消費者金融業界の大半はグレーゾーン金利で貸し付けていたのだが、最高裁が2006年1月にグレイゾーン金利は違法という判断を下したことにより、過払い金利の返還請求訴訟が全国で急増し、大手4社だけでも返還費用は1400億円に上った。
「パチンコ業界にも3店方式や釘調整などグレーな部分が沢山ある。そういう意味ではサラ金業界とよく似ている。似ているという意味では客層もかぶっていた。パチンコで負けた客がサラ金からキャッシングしていたが、総量規制で主婦が借りにくくなってパチンコにも影響が出ていた」(同)
これは指摘されると業界はぐうの音も出ない。そんな批判を受けながら店内に銀行ATMを設置しているホールも厳然とある。借りたカネではなく、自分のおカネで遊ぶのだから文句言う筋合いはないが、そこまでホールがおカネを使わせるお膳立てをしなくてもいいのではないだろうか。
業界が品行方正にやっていたら、今のようにパチンコ業界がバッシングされることもなかったはずだ。
にもかかわらず、業界にはメーカーの姿勢も大いに問われることがある。
それは9月12日に日電協が発表したサブ基板の方針だ。今後、AT・ART機のナビゲート機能などの出玉性能に関わるサブ基板のプログラムをメイン基板に移行していく、ということだが、これこそが日電協が警察庁、保通協の信頼を失うことになった日電協のモラルだ。
メイン基板には未だに8ビットのZ80が使われている。筐体に液晶が搭載されるようになると、8ビットの容量には限界があった。そこで日電協は今から15年前、映像や音による演出で遊技性を高めたい、という理由で映像や音を制御するためだけのサブ基板を警察庁に認めてもらった。
サブ基板は出玉性能には一切関わっていないものなので、保通協へは資料を提出するだけでサブ基板は検査対象外となっていた。
AT機はサブ基板でアシストすることで出玉が増えるようにしていたわけだから、明らかに紳士協定違反である。
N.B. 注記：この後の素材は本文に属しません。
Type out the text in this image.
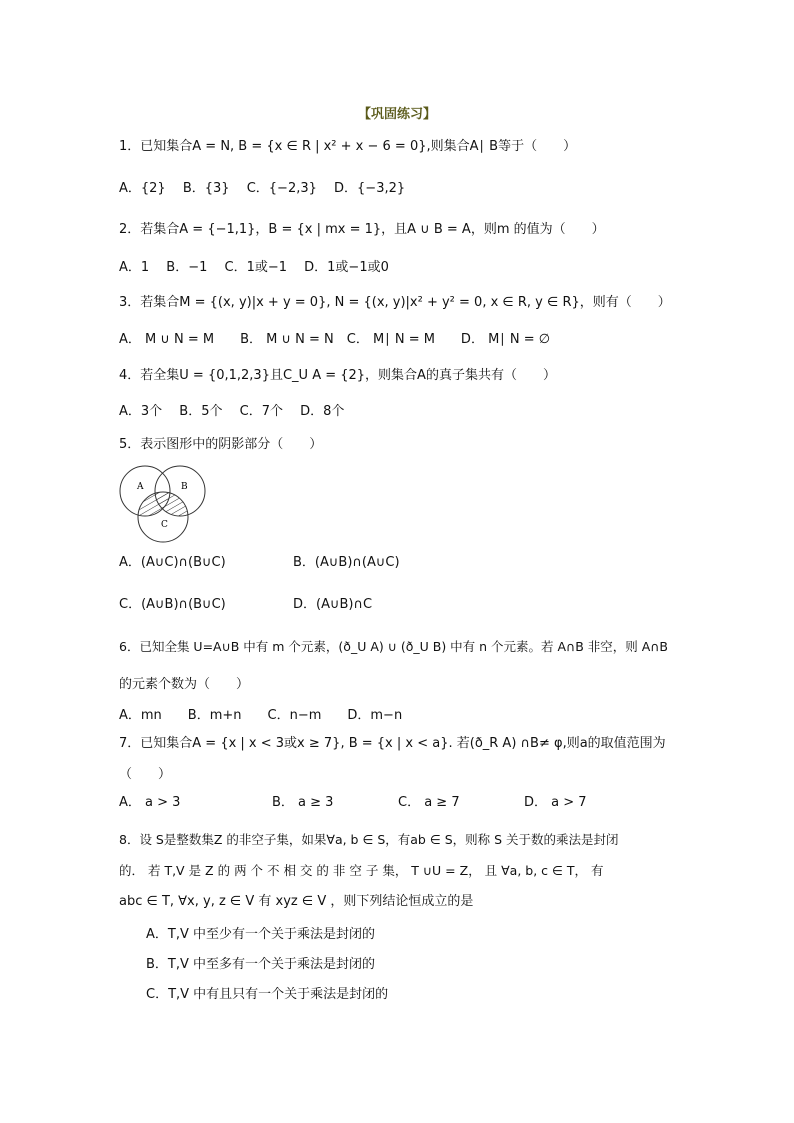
【巩固练习】
1．已知集合A = N, B = {x ∈ R | x² + x − 6 = 0},则集合A∣ B等于（　　）
A．{2}　 B．{3}　 C．{−2,3}　 D．{−3,2}
2．若集合A = {−1,1}，B = {x | mx = 1}，且A ∪ B = A，则m 的值为（　　）
A．1　 B．−1　 C．1或−1　 D．1或−1或0
3．若集合M = {(x, y)|x + y = 0}, N = {(x, y)|x² + y² = 0, x ∈ R, y ∈ R}，则有（　　）
A． M ∪ N = M　　B． M ∪ N = N　C． M∣ N = M　　D． M∣ N = ∅
4．若全集U = {0,1,2,3}且C_U A = {2}，则集合A的真子集共有（　　）
A．3个　 B．5个　 C．7个　 D．8个
5．表示图形中的阴影部分（　　）
A	B
C
A．(A∪C)∩(B∪C)	B．(A∪B)∩(A∪C)
C．(A∪B)∩(B∪C)	D．(A∪B)∩C
6．已知全集 U=A∪B 中有 m 个元素，(ð_U A) ∪ (ð_U B) 中有 n 个元素。若 A∩B 非空，则 A∩B
的元素个数为（　　）
A．mn　　B．m+n　　C．n−m　　D．m−n
7．已知集合A = {x | x < 3或x ≥ 7}, B = {x | x < a}. 若(ð_R A) ∩B≠ φ,则a的取值范围为
（　　）
A． a > 3	B． a ≥ 3	C． a ≥ 7	D． a > 7
8．设 S是整数集Z 的非空子集，如果∀a, b ∈ S，有ab ∈ S，则称 S 关于数的乘法是封闭
的． 若 T,V 是 Z 的 两 个 不 相 交 的 非 空 子 集， T ∪U = Z， 且 ∀a, b, c ∈ T， 有
abc ∈ T, ∀x, y, z ∈ V 有 xyz ∈ V ，则下列结论恒成立的是
A．T,V 中至少有一个关于乘法是封闭的
B．T,V 中至多有一个关于乘法是封闭的
C．T,V 中有且只有一个关于乘法是封闭的
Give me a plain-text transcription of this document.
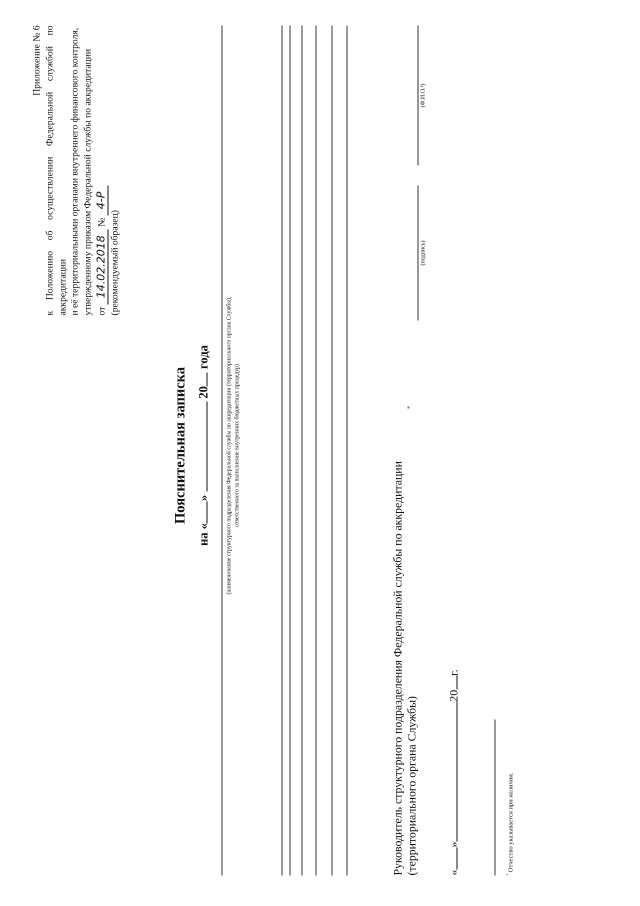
Приложение № 6 к Положению об осуществлении Федеральной службой по аккредитации и её территориальными органами внутреннего финансового контроля, утвержденному приказом Федеральной службы по аккредитации от 14.02.2018 № 4-Р
(рекомендуемый образец)
Пояснительная записка
на «»  20 года	(наименование структурного подразделения Федеральной службы по аккредитации (территориального органа Службы), ответственного за выполнение внутренних бюджетных процедур)
Руководитель структурного подразделения Федеральной службы по аккредитации (территориального органа Службы)
(подпись)
(Ф.И.О.¹)
«»20г.
$^{^1}$ Отчество указывается при наличии.
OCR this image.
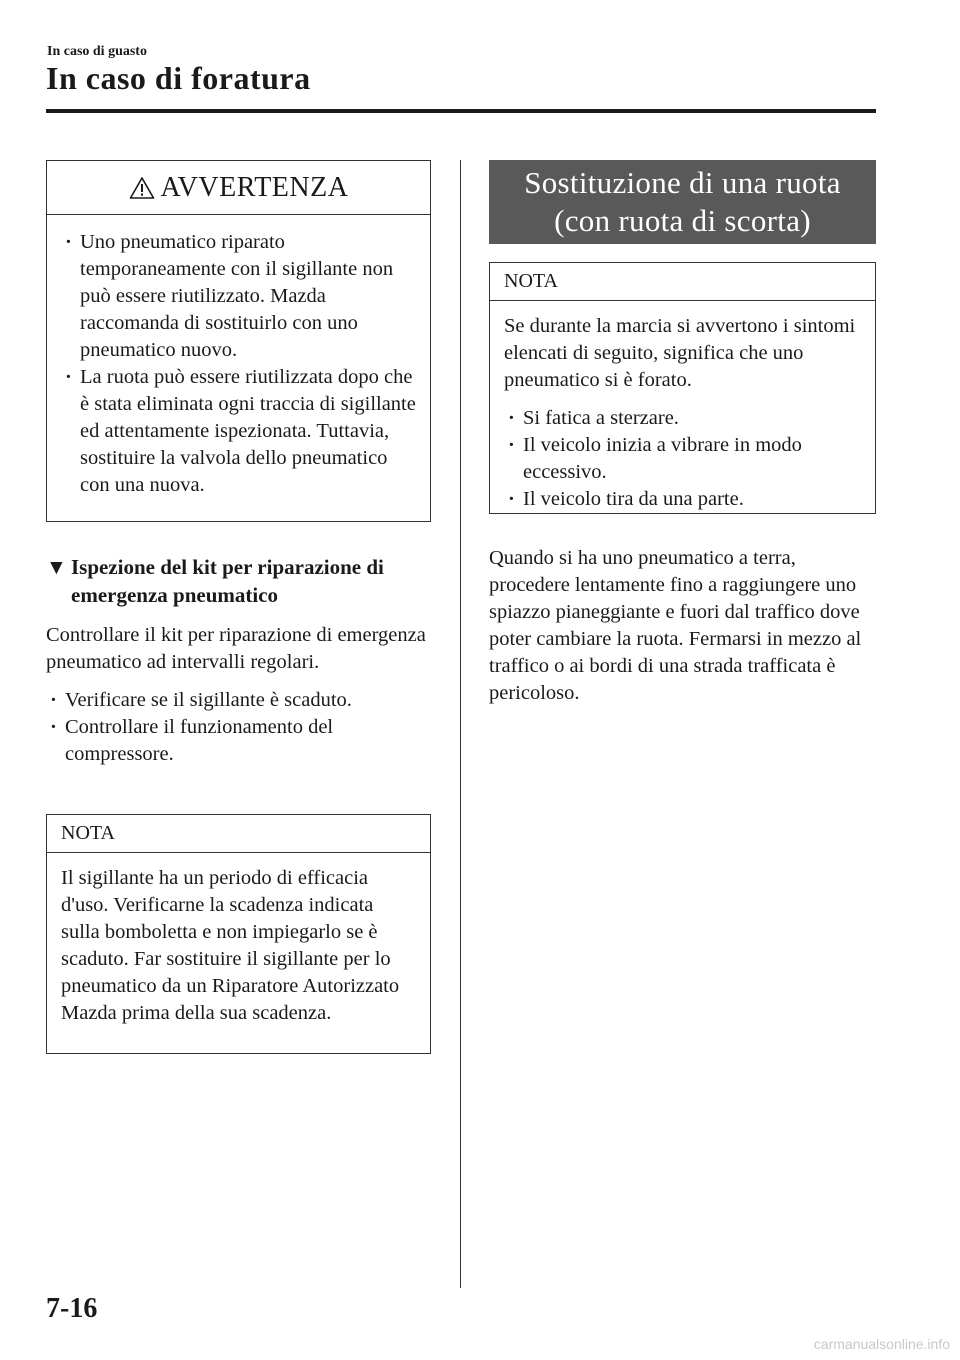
In caso di guasto
In caso di foratura
AVVERTENZA
· Uno pneumatico riparato temporaneamente con il sigillante non può essere riutilizzato. Mazda raccomanda di sostituirlo con uno pneumatico nuovo.
· La ruota può essere riutilizzata dopo che è stata eliminata ogni traccia di sigillante ed attentamente ispezionata. Tuttavia, sostituire la valvola dello pneumatico con una nuova.
▼ Ispezione del kit per riparazione di emergenza pneumatico

Controllare il kit per riparazione di emergenza pneumatico ad intervalli regolari.

· Verificare se il sigillante è scaduto.
· Controllare il funzionamento del compressore.
NOTA

Il sigillante ha un periodo di efficacia d'uso. Verificarne la scadenza indicata sulla bomboletta e non impiegarlo se è scaduto. Far sostituire il sigillante per lo pneumatico da un Riparatore Autorizzato Mazda prima della sua scadenza.

Sostituzione di una ruota
(con ruota di scorta)
NOTA

Se durante la marcia si avvertono i sintomi elencati di seguito, significa che uno pneumatico si è forato.

· Si fatica a sterzare.
· Il veicolo inizia a vibrare in modo eccessivo.
· Il veicolo tira da una parte.

Quando si ha uno pneumatico a terra, procedere lentamente fino a raggiungere uno spiazzo pianeggiante e fuori dal traffico dove poter cambiare la ruota. Fermarsi in mezzo al traffico o ai bordi di una strada trafficata è pericoloso.

7-16
carmanualsonline.info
パチンコに比べてスロットの適合率が極めて低いのは、「裏をかく」メーカー体質によるものなのかもしれない。
メーカーもニーズの下にやっているので、さほど罪悪感もない。
こういう業界だから政府・自民党ももっと税金を取れ、ということになる。
メーカーもホールもここらで、頭を切り替えなければ、サラ金のグレーゾーン金利の禁止と同様な措置を取られてしまう。